What does ocean-rails provide?

  • base classes for Ocean controllers and models (both SQL and DynamoDB).

  • the Api class, which encapsulates all logic for calling other API services. This includes authentication, authorisation, support for BAN and PURGE, making HTTP requests with retries and backoff, sequentially and in parallel, helpers for running AsyncJobs, sending mail, and much more. Many of these are very useful even outside of the Ocean context.

  • the RemoteResource class, which allows you to use a remote Ocean resource as if it were local, with full abstraction of hyperlinks and attributes.
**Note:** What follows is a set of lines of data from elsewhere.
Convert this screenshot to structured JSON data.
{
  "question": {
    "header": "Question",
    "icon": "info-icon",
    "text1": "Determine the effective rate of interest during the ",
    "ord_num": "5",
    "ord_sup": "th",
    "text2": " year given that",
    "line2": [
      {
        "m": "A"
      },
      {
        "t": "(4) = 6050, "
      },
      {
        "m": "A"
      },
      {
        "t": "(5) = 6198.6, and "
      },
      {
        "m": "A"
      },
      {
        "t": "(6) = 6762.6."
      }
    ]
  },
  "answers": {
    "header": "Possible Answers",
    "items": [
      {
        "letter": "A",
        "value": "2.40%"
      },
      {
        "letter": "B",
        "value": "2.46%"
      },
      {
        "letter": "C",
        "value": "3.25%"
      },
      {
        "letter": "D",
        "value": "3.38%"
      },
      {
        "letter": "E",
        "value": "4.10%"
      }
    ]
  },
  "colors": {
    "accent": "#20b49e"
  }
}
  • classes which implement Ocean’s aggressive caching for controllers and models, and which provide abstractions for collections, matching, searches, grouping, and paging.

  • controller renderers for collections and errors of various kinds.

  • the AliveController, which is inherited by all Ocean services. Its only action, index, is called by Varnish to determine that the service is operational. Fail-over is performed automatically as a result.

  • the ErrorController, which intercepts all errors and converts them to the standard Ocean JSON format in the response body.

  • templates and generators to set up new Ocean applications and Ocean resources.

Thus, the ocean-rails gem provides all the abstractions you need for creating very terse and powerful controller and model code. It’s a good idea to browse the documentation.

Documentation

Creating an Ocean Rails app

Cf. the tutorial at wiki.oceanframework.net/index.php/Tutorial for information on about how to set up an Ocean Rails app and create Ocean Resources for it.

Running the specs

There are no runtime dependencies. Simply run:

bundle exec rspec

All tests should pass.

Rails console

The Rails console is available from the built-in dummy application:

cd spec/dummy
rails console

You’re now in a sandbox environment (thanks to webmock): HTTP accesses are disallowed; each HTTP access you make will be intercepted with a message describing exactly how to mock it away.

To enable HTTP traffic:

WebMock.allow_net_connect!

Please refer to the webmock gem documentation for full information. It’s possible to prevent traffic only to specific hosts (e.g. localhost).

When you leave the console, you must navigate back to the Rails directory (cd ../..) in order to be able to run RSpec again.